E lo hanno fatto «In strada – continua Luca – sotto gli occhi di persone alla finestra, come un’esibizione di pedagogica rilevanza. La storia non dice che proprio quei cittadini hanno lavorato molto nei giorni scorsi, per fare quello che le istituzioni non fanno abbastanza: aiutare chi ha bisogno. Giorni a fare spesa, in bici, a piedi, su e giù, su e giù. Solidarietà, soccorso ai deboli, i soli di sempre, perché intorno hai cose più ricche e importanti cui badare, come vogliono Confindustria, Sala, il governo e Fontana. Se ne vanno in via Padova per mettere un fiore, innocuo, gentile, primaverile e rosso fiore, sotto il nome scolpito di qualcuno che, prima e come loro, viveva nel dovere di credere a un mondo diverso da quello dei potenti. Mascherine e distanze, e sai che insubordinazione. Ora si andrà strada per strada a cercare e disciplinare chi sfugge al controllo? Sarà il manganello a spiegare gli ultimi com del nuovo decreto?».

Che paese è questo? Che città è quella in cui, mentre si canta “Bella Ciao” dai balconi, alcuni esponenti delle Forze dell’Ordine scaricano in una strada di periferia la smania di disciplina su ragazzi in bicicletta armati solo di fiori? E il 25 aprile per di più? Luca scrive: «È uno Stato che mostra così, se ce ne fosse ancora bisogno dopo Genova 2001 e la vicenda di Stefano Cucchi, la propria natura autoritaria, violenta e ostile alla libertà».

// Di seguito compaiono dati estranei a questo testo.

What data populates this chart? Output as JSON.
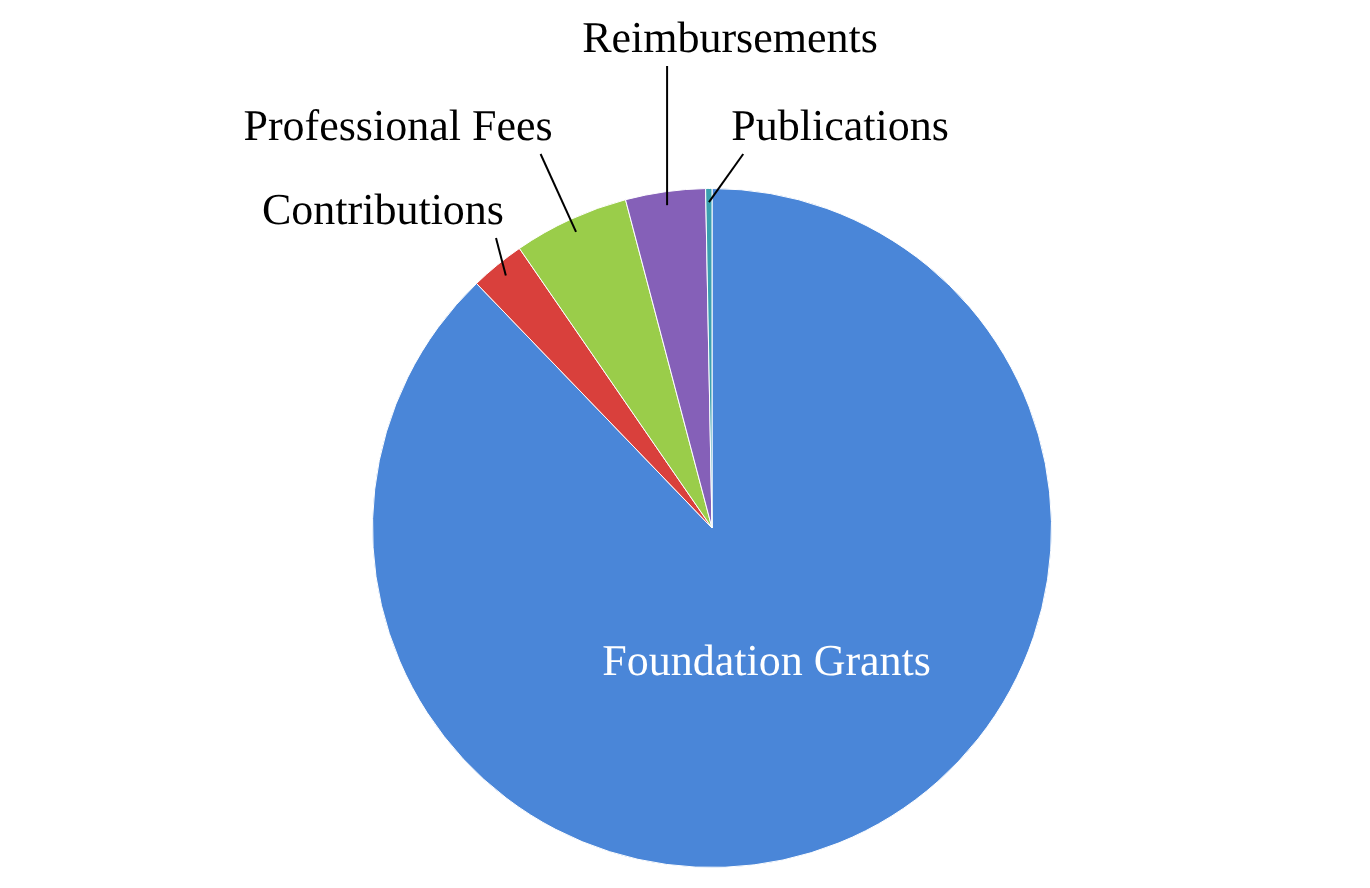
{
  "chart_data": {
    "type": "pie",
    "categories": [
      "Foundation Grants",
      "Contributions",
      "Professional Fees",
      "Reimbursements",
      "Publications"
    ],
    "values": [
      87.8,
      2.6,
      5.5,
      3.8,
      0.3
    ],
    "colors": [
      "#4a86d8",
      "#d9403c",
      "#9acd4a",
      "#8560b8",
      "#3aa0b0"
    ]
  }
}
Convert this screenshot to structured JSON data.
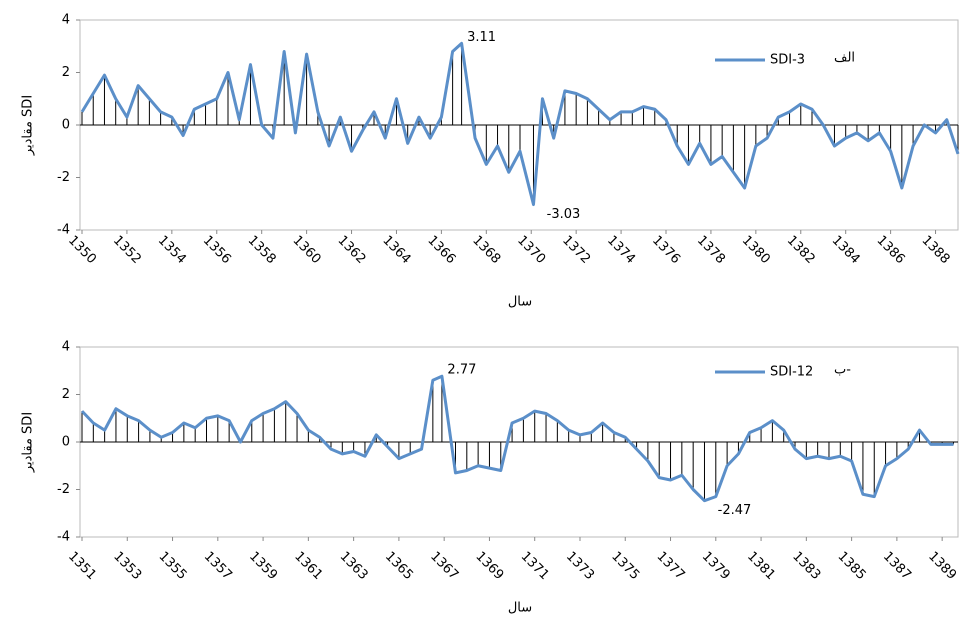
{
  "charts": [
    {
      "chart_data": {
        "type": "line",
        "stems": true,
        "panel_label": "الف",
        "x_title": "سال",
        "y_title": "مقادیر SDI",
        "xlim": [
          1350,
          1389
        ],
        "ylim": [
          -4,
          4
        ],
        "yticks": [
          -4,
          -2,
          0,
          2,
          4
        ],
        "xticks": [
          1350,
          1352,
          1354,
          1356,
          1358,
          1360,
          1362,
          1364,
          1366,
          1368,
          1370,
          1372,
          1374,
          1376,
          1378,
          1380,
          1382,
          1384,
          1386,
          1388
        ],
        "x": [
          1350,
          1350.5,
          1351,
          1351.5,
          1352,
          1352.5,
          1353,
          1353.5,
          1354,
          1354.5,
          1355,
          1355.5,
          1356,
          1356.5,
          1357,
          1357.5,
          1358,
          1358.5,
          1359,
          1359.5,
          1360,
          1360.5,
          1361,
          1361.5,
          1362,
          1362.5,
          1363,
          1363.5,
          1364,
          1364.5,
          1365,
          1365.5,
          1366,
          1366.5,
          1366.9,
          1367.5,
          1368,
          1368.5,
          1369,
          1369.5,
          1370.1,
          1370.5,
          1371,
          1371.5,
          1372,
          1372.5,
          1373,
          1373.5,
          1374,
          1374.5,
          1375,
          1375.5,
          1376,
          1376.5,
          1377,
          1377.5,
          1378,
          1378.5,
          1379,
          1379.5,
          1380,
          1380.5,
          1381,
          1381.5,
          1382,
          1382.5,
          1383,
          1383.5,
          1384,
          1384.5,
          1385,
          1385.5,
          1386,
          1386.5,
          1387,
          1387.5,
          1388,
          1388.5,
          1389
        ],
        "series": [
          {
            "name": "SDI-3",
            "color": "#5b8fc9",
            "values": [
              0.5,
              1.2,
              1.9,
              1.0,
              0.3,
              1.5,
              1.0,
              0.5,
              0.3,
              -0.4,
              0.6,
              0.8,
              1.0,
              2.0,
              0.2,
              2.3,
              0.0,
              -0.5,
              2.8,
              -0.3,
              2.7,
              0.5,
              -0.8,
              0.3,
              -1.0,
              -0.2,
              0.5,
              -0.5,
              1.0,
              -0.7,
              0.3,
              -0.5,
              0.3,
              2.8,
              3.11,
              -0.5,
              -1.5,
              -0.8,
              -1.8,
              -1.0,
              -3.03,
              1.0,
              -0.5,
              1.3,
              1.2,
              1.0,
              0.6,
              0.2,
              0.5,
              0.5,
              0.7,
              0.6,
              0.2,
              -0.8,
              -1.5,
              -0.7,
              -1.5,
              -1.2,
              -1.8,
              -2.4,
              -0.8,
              -0.5,
              0.3,
              0.5,
              0.8,
              0.6,
              0.0,
              -0.8,
              -0.5,
              -0.3,
              -0.6,
              -0.3,
              -1.0,
              -2.4,
              -0.8,
              0.0,
              -0.3,
              0.2,
              -1.1
            ],
            "value_labels": [
              null,
              null,
              null,
              null,
              null,
              null,
              null,
              null,
              null,
              null,
              null,
              null,
              null,
              null,
              null,
              null,
              null,
              null,
              null,
              null,
              null,
              null,
              null,
              null,
              null,
              null,
              null,
              null,
              null,
              null,
              null,
              null,
              null,
              null,
              "3.11",
              null,
              null,
              null,
              null,
              null,
              "-3.03",
              null,
              null,
              null,
              null,
              null,
              null,
              null,
              null,
              null,
              null,
              null,
              null,
              null,
              null,
              null,
              null,
              null,
              null,
              null,
              null,
              null,
              null,
              null,
              null,
              null,
              null,
              null,
              null,
              null,
              null,
              null,
              null,
              null,
              null,
              null,
              null,
              null,
              null
            ]
          }
        ]
      }
    },
    {
      "chart_data": {
        "type": "line",
        "stems": true,
        "panel_label": "ب-",
        "x_title": "سال",
        "y_title": "مقادیر SDI",
        "xlim": [
          1351,
          1389.7
        ],
        "ylim": [
          -4,
          4
        ],
        "yticks": [
          -4,
          -2,
          0,
          2,
          4
        ],
        "xticks": [
          1351,
          1353,
          1355,
          1357,
          1359,
          1361,
          1363,
          1365,
          1367,
          1369,
          1371,
          1373,
          1375,
          1377,
          1379,
          1381,
          1383,
          1385,
          1387,
          1389
        ],
        "x": [
          1351,
          1351.5,
          1352,
          1352.5,
          1353,
          1353.5,
          1354,
          1354.5,
          1355,
          1355.5,
          1356,
          1356.5,
          1357,
          1357.5,
          1358,
          1358.5,
          1359,
          1359.5,
          1360,
          1360.5,
          1361,
          1361.5,
          1362,
          1362.5,
          1363,
          1363.5,
          1364,
          1364.5,
          1365,
          1365.5,
          1366,
          1366.5,
          1366.9,
          1367.5,
          1368,
          1368.5,
          1369,
          1369.5,
          1370,
          1370.5,
          1371,
          1371.5,
          1372,
          1372.5,
          1373,
          1373.5,
          1374,
          1374.5,
          1375,
          1375.5,
          1376,
          1376.5,
          1377,
          1377.5,
          1378,
          1378.5,
          1379,
          1379.5,
          1380,
          1380.5,
          1381,
          1381.5,
          1382,
          1382.5,
          1383,
          1383.5,
          1384,
          1384.5,
          1385,
          1385.5,
          1386,
          1386.5,
          1387,
          1387.5,
          1388,
          1388.5,
          1389,
          1389.5
        ],
        "series": [
          {
            "name": "SDI-12",
            "color": "#5b8fc9",
            "values": [
              1.3,
              0.8,
              0.5,
              1.4,
              1.1,
              0.9,
              0.5,
              0.2,
              0.4,
              0.8,
              0.6,
              1.0,
              1.1,
              0.9,
              0.0,
              0.9,
              1.2,
              1.4,
              1.7,
              1.2,
              0.5,
              0.2,
              -0.3,
              -0.5,
              -0.4,
              -0.6,
              0.3,
              -0.2,
              -0.7,
              -0.5,
              -0.3,
              2.6,
              2.77,
              -1.3,
              -1.2,
              -1.0,
              -1.1,
              -1.2,
              0.8,
              1.0,
              1.3,
              1.2,
              0.9,
              0.5,
              0.3,
              0.4,
              0.8,
              0.4,
              0.2,
              -0.3,
              -0.8,
              -1.5,
              -1.6,
              -1.4,
              -2.0,
              -2.47,
              -2.3,
              -1.0,
              -0.5,
              0.4,
              0.6,
              0.9,
              0.5,
              -0.3,
              -0.7,
              -0.6,
              -0.7,
              -0.6,
              -0.8,
              -2.2,
              -2.3,
              -1.0,
              -0.7,
              -0.3,
              0.5,
              -0.1,
              -0.1,
              -0.1
            ],
            "value_labels": [
              null,
              null,
              null,
              null,
              null,
              null,
              null,
              null,
              null,
              null,
              null,
              null,
              null,
              null,
              null,
              null,
              null,
              null,
              null,
              null,
              null,
              null,
              null,
              null,
              null,
              null,
              null,
              null,
              null,
              null,
              null,
              null,
              "2.77",
              null,
              null,
              null,
              null,
              null,
              null,
              null,
              null,
              null,
              null,
              null,
              null,
              null,
              null,
              null,
              null,
              null,
              null,
              null,
              null,
              null,
              null,
              "-2.47",
              null,
              null,
              null,
              null,
              null,
              null,
              null,
              null,
              null,
              null,
              null,
              null,
              null,
              null,
              null,
              null,
              null,
              null,
              null,
              null,
              null,
              null
            ]
          }
        ]
      }
    }
  ]
}
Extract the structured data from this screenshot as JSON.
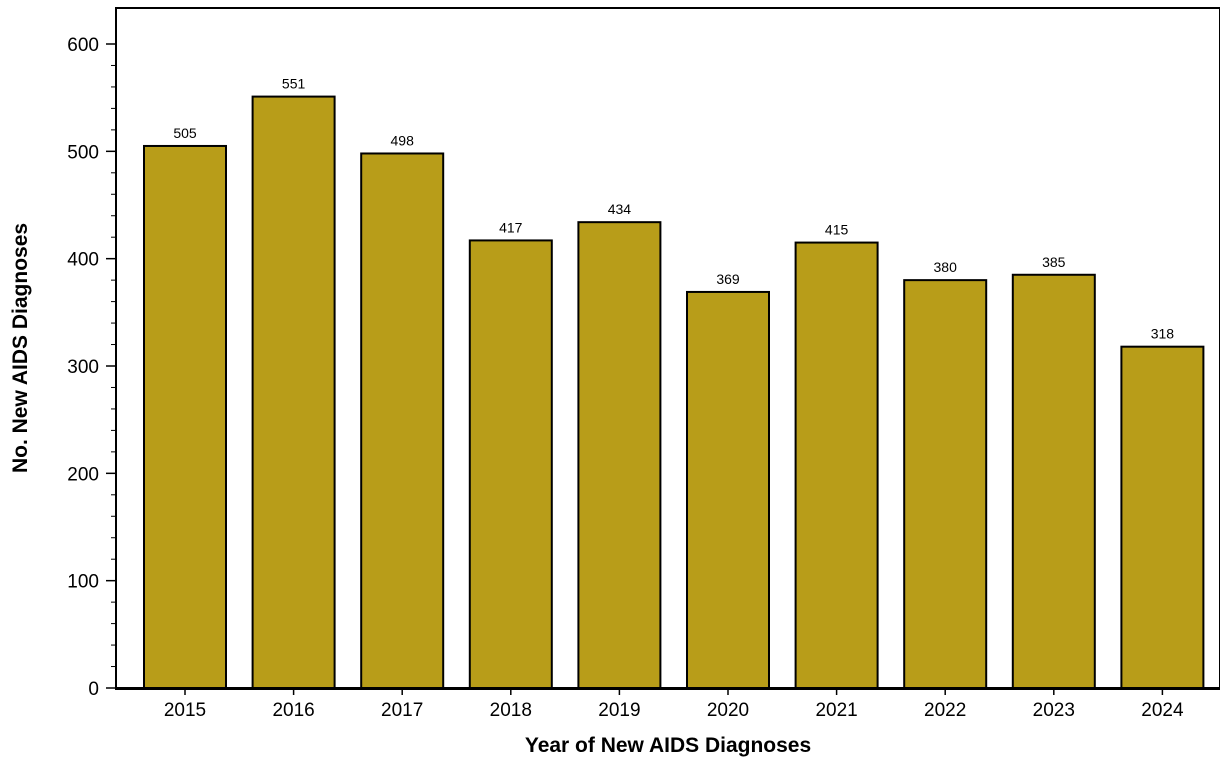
{
  "chart_data": {
    "type": "bar",
    "categories": [
      "2015",
      "2016",
      "2017",
      "2018",
      "2019",
      "2020",
      "2021",
      "2022",
      "2023",
      "2024"
    ],
    "values": [
      505,
      551,
      498,
      417,
      434,
      369,
      415,
      380,
      385,
      318
    ],
    "data_labels": [
      "505",
      "551",
      "498",
      "417",
      "434",
      "369",
      "415",
      "380",
      "385",
      "318"
    ],
    "title": "",
    "xlabel": "Year of New AIDS Diagnoses",
    "ylabel": "No. New AIDS Diagnoses",
    "ylim": [
      0,
      600
    ],
    "yticks": [
      0,
      100,
      200,
      300,
      400,
      500,
      600
    ],
    "ytick_labels": [
      "0",
      "100",
      "200",
      "300",
      "400",
      "500",
      "600"
    ],
    "minor_ytick_step": 20,
    "grid": false,
    "legend": "none",
    "colors": {
      "bar_fill": "#B89D19",
      "bar_stroke": "#000000",
      "axis": "#000000"
    }
  }
}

Qualcuno dirà che ci sono decreti da far rispettare, regole imposte per il bene comune e a cui la maggior parte dei cittadini obbedisce. Allora vuol dire che quei decreti potevano essere disattesi quando quei ragazzi assistevano persone bisognose, mentre sono diventati inappellabili nel momento in cui hanno voluto ricordare i partigiani caduti? Significa che andiamo bene per assistere chi è in difficoltà, ma non andiamo più bene se vogliamo uscire di casa per esprimere un’idea?
Sta in questa discrezionalità interpretativa il vulnus di quanto accaduto a Milano e il pericolo che riguarda il futuro di tutti quanti. D’accordo l’attenzione alla salute, ma stiamo attenti che questa attenzione non diventi smania di repressione perché la repressione puzza sempre di fascismo.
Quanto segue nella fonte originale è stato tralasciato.